Saul in Michmash with his three thousand strong and valiant men now realized that he instantly must bestir himself or suffer the loss of all his prestige. Thus now he was compelled to act by the concurrence of circumstances. The choice was no longer his. So “he blew the trumpet throughout all the land, saying, let the Hebrews hear,” hear the summons to rally about their king in Gilgal for war with the Philistines. The people responded to that call not under the impulse of faith but because they concluded that it was their only hope of survival as a nation. For they also heard, in all likelihood from the trumpeters, that Saul had smitten a garrison of Philistines, and that Israel also was had in abomination with the Philistines. Hence, this time it was not necessary for Saul to threaten to slay their oxen in order to get action. But what could they accomplish in the way of saving themselves from the adversary who was thirsting after their blood! The Philistines had deprived them of arms; for there was no smith found in all the land.

The trumpeters, if they were the ones to communicate the dreadful news—dreadful to the people— ascribed Jonathan’s heroic deed to Saul, the reason being that Saul was commander-in-chief of the army; or did they purposely hold the truth under because they thought it wise and expedient to exalt Saul in the eyes of the people in that dreadful crisis?

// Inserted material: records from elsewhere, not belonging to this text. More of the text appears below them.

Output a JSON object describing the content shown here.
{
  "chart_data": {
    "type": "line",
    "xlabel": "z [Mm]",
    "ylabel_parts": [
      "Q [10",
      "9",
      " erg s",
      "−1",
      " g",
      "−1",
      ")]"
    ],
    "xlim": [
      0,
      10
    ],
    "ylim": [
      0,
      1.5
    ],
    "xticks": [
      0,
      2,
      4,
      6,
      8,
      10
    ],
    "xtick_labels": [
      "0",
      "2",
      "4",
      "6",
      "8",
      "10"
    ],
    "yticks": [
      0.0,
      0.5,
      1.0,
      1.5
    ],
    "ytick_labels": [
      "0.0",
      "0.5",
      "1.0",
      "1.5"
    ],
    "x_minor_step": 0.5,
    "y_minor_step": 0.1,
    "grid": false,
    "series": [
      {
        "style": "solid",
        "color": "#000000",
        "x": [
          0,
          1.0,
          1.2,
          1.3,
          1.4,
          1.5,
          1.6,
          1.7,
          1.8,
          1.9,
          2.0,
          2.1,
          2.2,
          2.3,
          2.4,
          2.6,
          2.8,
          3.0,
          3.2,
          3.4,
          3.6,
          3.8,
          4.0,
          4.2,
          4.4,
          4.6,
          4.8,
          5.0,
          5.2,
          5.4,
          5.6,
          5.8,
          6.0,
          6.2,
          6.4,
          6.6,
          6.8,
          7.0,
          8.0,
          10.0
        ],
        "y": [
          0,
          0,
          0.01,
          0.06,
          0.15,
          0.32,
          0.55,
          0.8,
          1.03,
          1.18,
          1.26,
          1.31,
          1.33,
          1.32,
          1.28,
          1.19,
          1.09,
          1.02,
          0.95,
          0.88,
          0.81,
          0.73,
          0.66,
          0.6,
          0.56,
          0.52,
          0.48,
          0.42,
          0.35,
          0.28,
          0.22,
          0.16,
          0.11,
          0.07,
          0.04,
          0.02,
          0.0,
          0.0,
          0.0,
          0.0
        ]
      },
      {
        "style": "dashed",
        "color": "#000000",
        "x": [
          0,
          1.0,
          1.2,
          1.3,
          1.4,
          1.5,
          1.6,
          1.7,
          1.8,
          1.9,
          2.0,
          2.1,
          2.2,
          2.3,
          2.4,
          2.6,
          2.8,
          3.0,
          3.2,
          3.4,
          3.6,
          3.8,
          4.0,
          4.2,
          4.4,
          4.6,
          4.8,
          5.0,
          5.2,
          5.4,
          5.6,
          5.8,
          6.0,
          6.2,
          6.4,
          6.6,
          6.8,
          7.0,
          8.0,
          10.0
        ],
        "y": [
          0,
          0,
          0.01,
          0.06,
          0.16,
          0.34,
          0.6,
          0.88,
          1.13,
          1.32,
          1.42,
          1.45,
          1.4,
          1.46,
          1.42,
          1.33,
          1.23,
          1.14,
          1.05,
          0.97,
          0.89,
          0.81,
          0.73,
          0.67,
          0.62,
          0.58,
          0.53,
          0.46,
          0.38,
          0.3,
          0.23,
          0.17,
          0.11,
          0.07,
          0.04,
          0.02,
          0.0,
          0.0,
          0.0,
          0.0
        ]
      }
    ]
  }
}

Saul, too, went to Gilgal—for there he had called the people together after him—in fulfilment of the prophetic command of Samuel uttered in his audience perhaps as long as two years ago on the day of his secret anointing, “And thou shalt go down before me to Gilgal” (I Sam. 10:8). Thus Saul’s going to Gilgal at this time was more evidence that Samuel’s prophetic commands to him verily had originated in God. That now again was being proved to him in a remarkable way by the fact that he went to Gilgal, not because he had so calculated or so desired, but, only because circumstances, as shaped by the Lord, were compelling him. Thus, how abundant the proof that it had been not Samuel but the Lord who, on that day of his secret anointing, had placed him under the prophetic command that “thou shalt go down to Gilgal; and, behold I will come down to thee, to offer burnt offerings, and to sacrifice sacrifices of peace offerings: seven day shalt thou tarry, till I come to thee, and shew thee what thou shalt do.” There at Gilgal this word of God, through Saul’s own conscience, will confront him with the demand that, under the constraint of a living and implicit faith in God, he obey. Such was the Lord’s will. For Saul must be revealed in all his latent unbelief and rebellion, in order that God’s people might perceive how utterly unfit he was for the high office with which he was vested and disqualified for the duties thereof—his task was to save God’s ill- deserving people from all the troubles of their sin—in order that, as so perceiving they might understand that the king to save them had to be not what Saul was—a self-absorbed and self-seeking man, a sinful human trusting even in the great crisis of his career in the arm of flesh—but had to be what Saul was not—a man according to God’s own heart, making the Lord his expectation always. So perceiving and understanding, God’s people would be led to David, yea to Christ. This was the Lord’s purpose.